From what I heard about SpaceX it seems to be a place grads go to burn out while being paid below market rate simply because they're excited about the idea. Maybe that impression is wrong, so I'd like to hear other perspectives.
The dirty little open secret with a lot of these platforms is the contract sizes, hardware costs, etc are so massive they come with multiple teams of dedicated engineers and internal expertise to get your application(s) up and running on them. Obviously these things are never quite "pull a docker container and run" and no one dropping eight-nine figures on these installs is going to do it without serious vendor backing and support.
It's part of the reason why AMD has had quite a bit of success here but is in single digit market share for "AI" otherwise.
Most people - even large orgs with thousands of GPUs - are so trapped in CUDA the theoretical on paper performance and cost benefits evaporate immediately when you spend all of your time trying to port everything over to the point you get equivalent performance and functionality.
You’re being pedantic (rightfully so) and I’m being loose with words. While Dojo is the supercomputer Tesla built for vision training, I lumped anything contributing to their machine vision model training as Dojo. It’s called Dojo because that’s where the training takes place.
From the History section (although Technical Architecure is also worthy of consuming in its entirety):
> In August 2023, Tesla powered on Dojo for production use as well as a new training cluster configured with 10,000 Nvidia H100 GPUs.

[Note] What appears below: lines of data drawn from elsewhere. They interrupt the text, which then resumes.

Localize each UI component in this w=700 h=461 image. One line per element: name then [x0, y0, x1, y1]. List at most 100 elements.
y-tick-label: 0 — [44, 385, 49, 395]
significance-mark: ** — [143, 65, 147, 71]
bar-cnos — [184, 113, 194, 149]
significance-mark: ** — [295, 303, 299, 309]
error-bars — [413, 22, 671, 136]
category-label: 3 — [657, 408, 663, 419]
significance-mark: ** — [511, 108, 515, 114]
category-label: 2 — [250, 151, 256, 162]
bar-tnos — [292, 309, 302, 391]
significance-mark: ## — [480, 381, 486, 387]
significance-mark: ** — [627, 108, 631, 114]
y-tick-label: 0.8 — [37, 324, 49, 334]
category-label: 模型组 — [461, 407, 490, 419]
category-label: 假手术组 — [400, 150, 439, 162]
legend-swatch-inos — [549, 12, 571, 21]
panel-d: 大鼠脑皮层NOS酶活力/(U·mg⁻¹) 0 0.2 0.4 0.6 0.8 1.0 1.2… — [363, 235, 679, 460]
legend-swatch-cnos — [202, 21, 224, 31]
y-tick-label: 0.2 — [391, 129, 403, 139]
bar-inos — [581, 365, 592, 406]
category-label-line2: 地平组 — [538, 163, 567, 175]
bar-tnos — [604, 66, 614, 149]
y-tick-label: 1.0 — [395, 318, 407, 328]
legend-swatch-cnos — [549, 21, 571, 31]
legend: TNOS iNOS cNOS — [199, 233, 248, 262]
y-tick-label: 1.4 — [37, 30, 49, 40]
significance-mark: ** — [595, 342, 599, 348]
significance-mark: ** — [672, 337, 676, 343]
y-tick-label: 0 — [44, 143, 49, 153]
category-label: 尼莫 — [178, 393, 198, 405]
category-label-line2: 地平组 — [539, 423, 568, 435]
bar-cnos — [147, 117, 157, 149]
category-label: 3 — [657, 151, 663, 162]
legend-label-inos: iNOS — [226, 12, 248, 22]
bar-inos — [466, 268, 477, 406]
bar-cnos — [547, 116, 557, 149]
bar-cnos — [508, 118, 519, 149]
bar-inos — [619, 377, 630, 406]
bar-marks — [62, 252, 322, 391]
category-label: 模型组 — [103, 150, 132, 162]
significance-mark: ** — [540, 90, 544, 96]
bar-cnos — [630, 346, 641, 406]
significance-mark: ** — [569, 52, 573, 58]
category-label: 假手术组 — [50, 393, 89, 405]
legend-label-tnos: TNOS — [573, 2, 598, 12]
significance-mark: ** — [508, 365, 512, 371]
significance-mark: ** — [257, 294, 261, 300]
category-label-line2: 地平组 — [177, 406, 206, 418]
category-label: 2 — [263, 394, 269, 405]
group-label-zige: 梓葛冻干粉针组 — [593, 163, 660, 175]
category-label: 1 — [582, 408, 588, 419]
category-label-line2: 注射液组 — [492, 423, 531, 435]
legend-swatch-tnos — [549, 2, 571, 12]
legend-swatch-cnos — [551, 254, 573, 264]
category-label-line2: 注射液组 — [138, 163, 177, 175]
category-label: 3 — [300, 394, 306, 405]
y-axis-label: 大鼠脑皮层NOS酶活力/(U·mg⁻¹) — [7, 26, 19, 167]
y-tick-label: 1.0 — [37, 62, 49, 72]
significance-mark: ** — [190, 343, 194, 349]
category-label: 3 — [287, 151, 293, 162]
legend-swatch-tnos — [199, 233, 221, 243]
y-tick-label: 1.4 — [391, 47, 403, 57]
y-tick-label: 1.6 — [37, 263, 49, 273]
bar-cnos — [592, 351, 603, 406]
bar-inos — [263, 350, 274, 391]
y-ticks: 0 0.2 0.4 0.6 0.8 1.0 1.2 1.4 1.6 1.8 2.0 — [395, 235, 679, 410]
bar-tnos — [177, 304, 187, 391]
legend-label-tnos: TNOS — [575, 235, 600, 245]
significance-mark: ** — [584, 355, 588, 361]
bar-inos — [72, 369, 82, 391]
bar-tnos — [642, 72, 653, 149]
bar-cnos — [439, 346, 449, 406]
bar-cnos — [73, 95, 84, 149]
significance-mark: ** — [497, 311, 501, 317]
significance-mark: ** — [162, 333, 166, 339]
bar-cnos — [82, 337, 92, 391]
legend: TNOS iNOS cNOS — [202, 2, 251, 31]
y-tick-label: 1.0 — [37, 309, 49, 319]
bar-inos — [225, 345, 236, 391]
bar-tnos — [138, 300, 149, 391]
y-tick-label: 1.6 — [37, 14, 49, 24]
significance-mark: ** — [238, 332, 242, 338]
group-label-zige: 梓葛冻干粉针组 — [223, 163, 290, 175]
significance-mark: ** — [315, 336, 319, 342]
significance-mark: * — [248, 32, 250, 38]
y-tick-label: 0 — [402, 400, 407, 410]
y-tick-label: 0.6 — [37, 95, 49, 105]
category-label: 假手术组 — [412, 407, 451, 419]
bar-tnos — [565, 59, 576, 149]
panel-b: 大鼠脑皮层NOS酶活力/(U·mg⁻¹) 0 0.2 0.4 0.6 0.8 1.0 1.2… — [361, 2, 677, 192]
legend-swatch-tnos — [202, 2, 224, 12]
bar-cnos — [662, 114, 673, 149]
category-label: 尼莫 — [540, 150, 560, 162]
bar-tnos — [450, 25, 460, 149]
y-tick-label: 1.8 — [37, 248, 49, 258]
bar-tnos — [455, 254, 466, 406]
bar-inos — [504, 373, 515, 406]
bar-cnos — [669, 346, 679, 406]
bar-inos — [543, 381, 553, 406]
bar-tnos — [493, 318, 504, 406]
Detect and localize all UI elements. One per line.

I’ll take the L wrt being flippant if we’re using words very specifically in this context, that’s fair. It’s great to see Tesla expand its training resources is my sentiment, regardless of how their aggregate ML compute is segmented.
Can you imagine how much power 10,000 H100s actually produces in production? I bet you'd be able to run modern games on a cluster that large at a full 60 FPS.
It links to a Tom's Hardware article (https://www.tomshardware.com/news/teslas-dollar300-million-a...) from August 28 that says "Tesla is about to flip the switch on its new AI cluster, featuring 10,000 Nvidia H100 compute GPUs") and says "Tesla is set to launch its highly-anticipated supercomputer on Monday..." (presumably the September 1 event).
So, like, does Tesla actually have 10k H100s? Or do they have an order for 10k H100s? Or an intention to buy 10k H100s?
Is the sole source for these articles this (https://twitter.com/SawyerMerritt/status/1696011140508045660) random Twitter post by some guy who runs an online clothing company?
I don't mean to snipe, but this article doesn't seem to rise to the extremely high editorial standards of such tech-press luminaries as "TechRadar" and "Hacker News".